The temptation is always to exalt reason over revelation. Without the profound difficulty and mystery of Ro 9, we could not have Paul’s glorious doxology in Ro 11:33-36, because the way to that glory must pass through the perplexities of Ro 9, offenses notwithstanding. Paul simply does not answer the dilemma of election with the naturally expected appeal to free will. He does not satisfy our natural objections by that more ‘reasonable’ solution. Rather, he says “But who are you, O man, to answer back to God?” And “so then, it is NOT of him that wills or of him that runs, but of God that shows mercy.” I just have to leave it there. I dare not say more than scripture, but I must not say less. For this, any servant that refuses to compromise will suffer great loss and reproach, as I’ve often experienced the intimadation of the powers tempting me to refrain from getting anywhere near the subject, lest I open the proverbial can of worms. However, such convenience can only be maintained if the subject of Israel be kept at a comparitively minimal and superficial level; but is that God’s intention?
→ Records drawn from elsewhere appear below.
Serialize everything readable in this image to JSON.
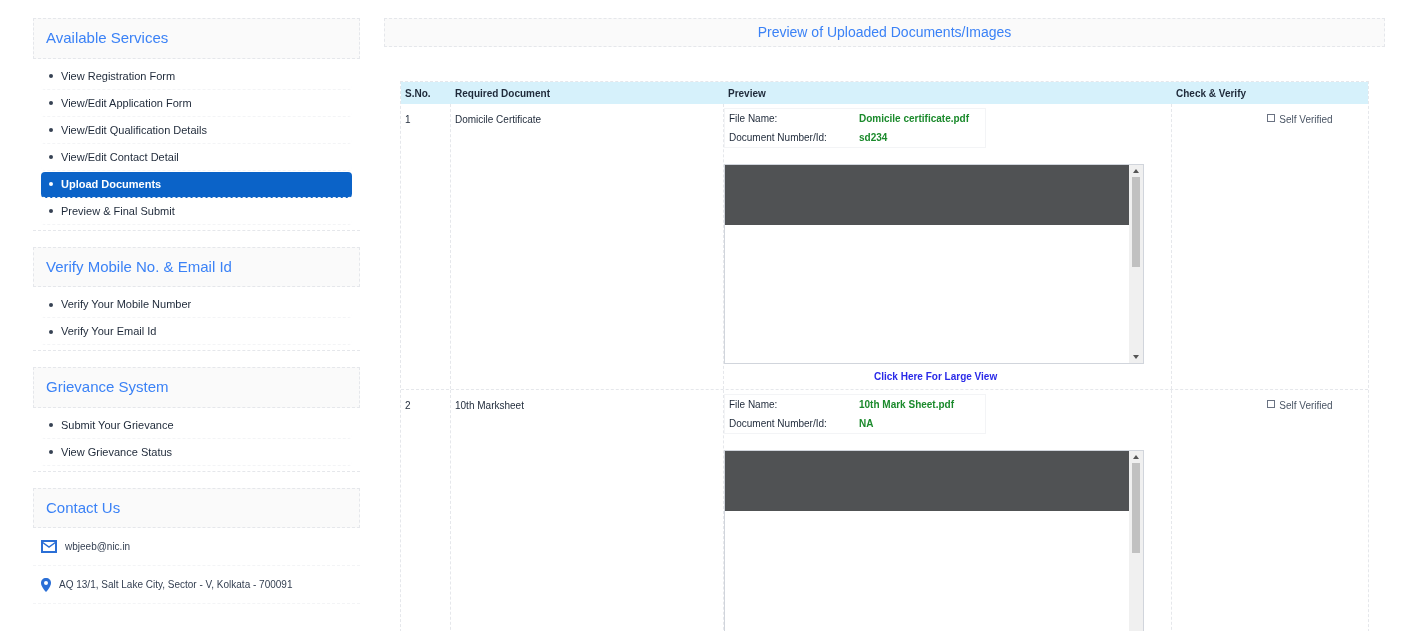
{
  "sidebar": [
    {
      "title": "Available Services",
      "items": [
        {
          "label": "View Registration Form",
          "selected": false
        },
        {
          "label": "View/Edit Application Form",
          "selected": false
        },
        {
          "label": "View/Edit Qualification Details",
          "selected": false
        },
        {
          "label": "View/Edit Contact Detail",
          "selected": false
        },
        {
          "label": "Upload Documents",
          "selected": true
        },
        {
          "label": "Preview & Final Submit",
          "selected": false
        }
      ]
    },
    {
      "title": "Verify Mobile No. & Email Id",
      "items": [
        {
          "label": "Verify Your Mobile Number",
          "selected": false
        },
        {
          "label": "Verify Your Email Id",
          "selected": false
        }
      ]
    },
    {
      "title": "Grievance System",
      "items": [
        {
          "label": "Submit Your Grievance",
          "selected": false
        },
        {
          "label": "View Grievance Status",
          "selected": false
        }
      ]
    }
  ],
  "contact": {
    "title": "Contact Us",
    "items": [
      {
        "kind": "email",
        "text": "wbjeeb@nic.in"
      },
      {
        "kind": "address",
        "text": "AQ 13/1, Salt Lake City, Sector - V, Kolkata - 700091"
      }
    ]
  },
  "main": {
    "title": "Preview of Uploaded Documents/Images",
    "columns": [
      "S.No.",
      "Required Document",
      "Preview",
      "Check & Verify"
    ],
    "rows": [
      {
        "sno": "1",
        "document": "Domicile Certificate",
        "file_name_label": "File Name:",
        "file_name": "Domicile certificate.pdf",
        "doc_number_label": "Document Number/Id:",
        "doc_number": "sd234",
        "link": "Click Here For Large View",
        "verify_label": "Self Verified",
        "checked": false
      },
      {
        "sno": "2",
        "document": "10th Marksheet",
        "file_name_label": "File Name:",
        "file_name": "10th Mark Sheet.pdf",
        "doc_number_label": "Document Number/Id:",
        "doc_number": "NA",
        "verify_label": "Self Verified",
        "checked": false
      }
    ]
  }
}
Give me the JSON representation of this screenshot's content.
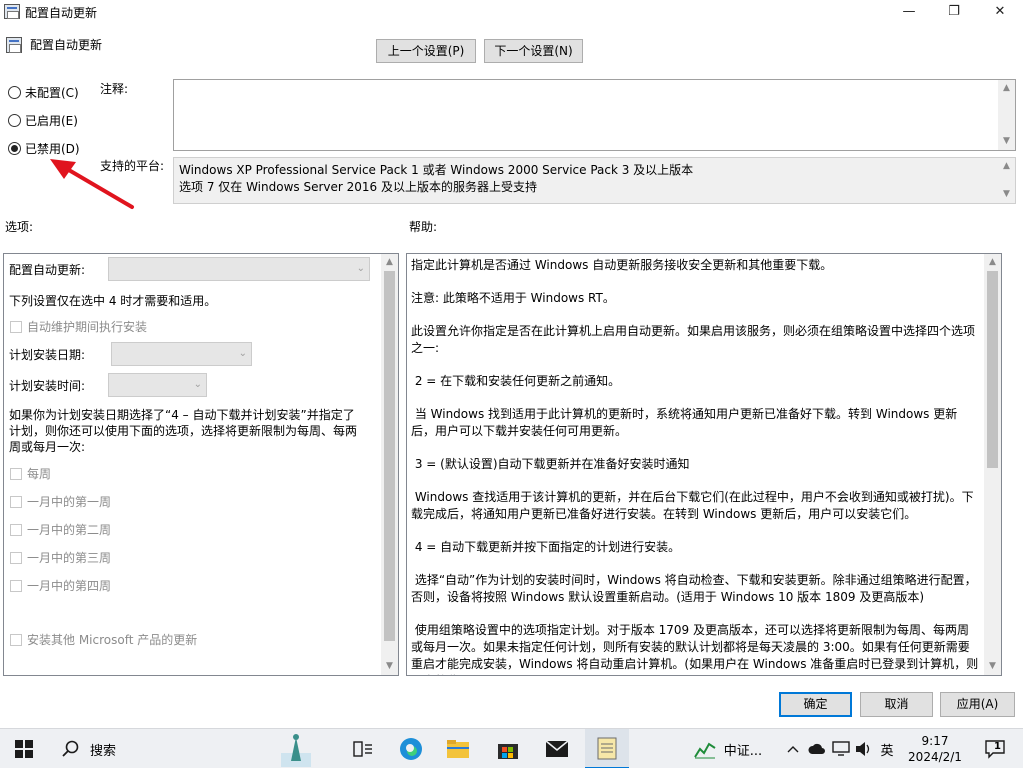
{
  "window": {
    "title": "配置自动更新",
    "minimize_glyph": "—",
    "maximize_glyph": "❐",
    "close_glyph": "✕"
  },
  "header": {
    "policy_name": "配置自动更新",
    "prev_button": "上一个设置(P)",
    "next_button": "下一个设置(N)"
  },
  "state_options": [
    {
      "label": "未配置(C)",
      "selected": false
    },
    {
      "label": "已启用(E)",
      "selected": false
    },
    {
      "label": "已禁用(D)",
      "selected": true
    }
  ],
  "comment_label": "注释:",
  "platform_label": "支持的平台:",
  "platform_lines": [
    "Windows XP Professional Service Pack 1 或者 Windows 2000 Service Pack 3 及以上版本",
    "选项 7 仅在 Windows Server 2016 及以上版本的服务器上受支持"
  ],
  "options_label": "选项:",
  "help_label": "帮助:",
  "options": {
    "configure_label": "配置自动更新:",
    "note": "下列设置仅在选中 4 时才需要和适用。",
    "maintenance_check": "自动维护期间执行安装",
    "schedule_day_label": "计划安装日期:",
    "schedule_time_label": "计划安装时间:",
    "paragraph": "如果你为计划安装日期选择了“4 – 自动下载并计划安装”并指定了计划，则你还可以使用下面的选项，选择将更新限制为每周、每两周或每月一次:",
    "weekly_checks": [
      "每周",
      "一月中的第一周",
      "一月中的第二周",
      "一月中的第三周",
      "一月中的第四周"
    ],
    "other_products_check": "安装其他 Microsoft 产品的更新"
  },
  "help_paragraphs": [
    "指定此计算机是否通过 Windows 自动更新服务接收安全更新和其他重要下载。",
    "注意: 此策略不适用于 Windows RT。",
    "此设置允许你指定是否在此计算机上启用自动更新。如果启用该服务，则必须在组策略设置中选择四个选项之一:",
    " 2 = 在下载和安装任何更新之前通知。",
    " 当 Windows 找到适用于此计算机的更新时，系统将通知用户更新已准备好下载。转到 Windows 更新后，用户可以下载并安装任何可用更新。",
    " 3 = (默认设置)自动下载更新并在准备好安装时通知",
    " Windows 查找适用于该计算机的更新，并在后台下载它们(在此过程中，用户不会收到通知或被打扰)。下载完成后，将通知用户更新已准备好进行安装。在转到 Windows 更新后，用户可以安装它们。",
    " 4 = 自动下载更新并按下面指定的计划进行安装。",
    " 选择“自动”作为计划的安装时间时，Windows 将自动检查、下载和安装更新。除非通过组策略进行配置，否则，设备将按照 Windows 默认设置重新启动。(适用于 Windows 10 版本 1809 及更高版本)",
    " 使用组策略设置中的选项指定计划。对于版本 1709 及更高版本，还可以选择将更新限制为每周、每两周或每月一次。如果未指定任何计划，则所有安装的默认计划都将是每天凌晨的 3:00。如果有任何更新需要重启才能完成安装，Windows 将自动重启计算机。(如果用户在 Windows 准备重启时已登录到计算机，则用户将收到"
  ],
  "footer": {
    "ok": "确定",
    "cancel": "取消",
    "apply": "应用(A)"
  },
  "taskbar": {
    "search_placeholder": "搜索",
    "stock_name": "中证...",
    "ime": "英",
    "time": "9:17",
    "date": "2024/2/1",
    "notification_count": "1"
  },
  "annotation_color": "#e0141e"
}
Whatever your final position on the matter, if for nothing more than to nourish the devotional life, don’t let anyone dissuade you from using Spurgeon. Art loved Spurgeon. Though always knowing of his notoriety, Art didn’t discover and begin to read him until about five years ago. After that discovery, that’s all we heard. He got everything he could find (especially loved the “Treasury of David”) and made much of Spurgeon’s surpassing love of Christ that came through every line. Art would often describe Spurgeon’s grasp of the ‘sweetness’ of Christ that moved him more than any other writer to prayerful emulation for the same. I know of many that will not read Spurgeon because he was a Baptist and baptists back then were typically Calvinistic, though that varied greatly between communions. How sad that such prejudice and tragic ‘guilt by association’ has to rob us of some of the greatest gifts to the church.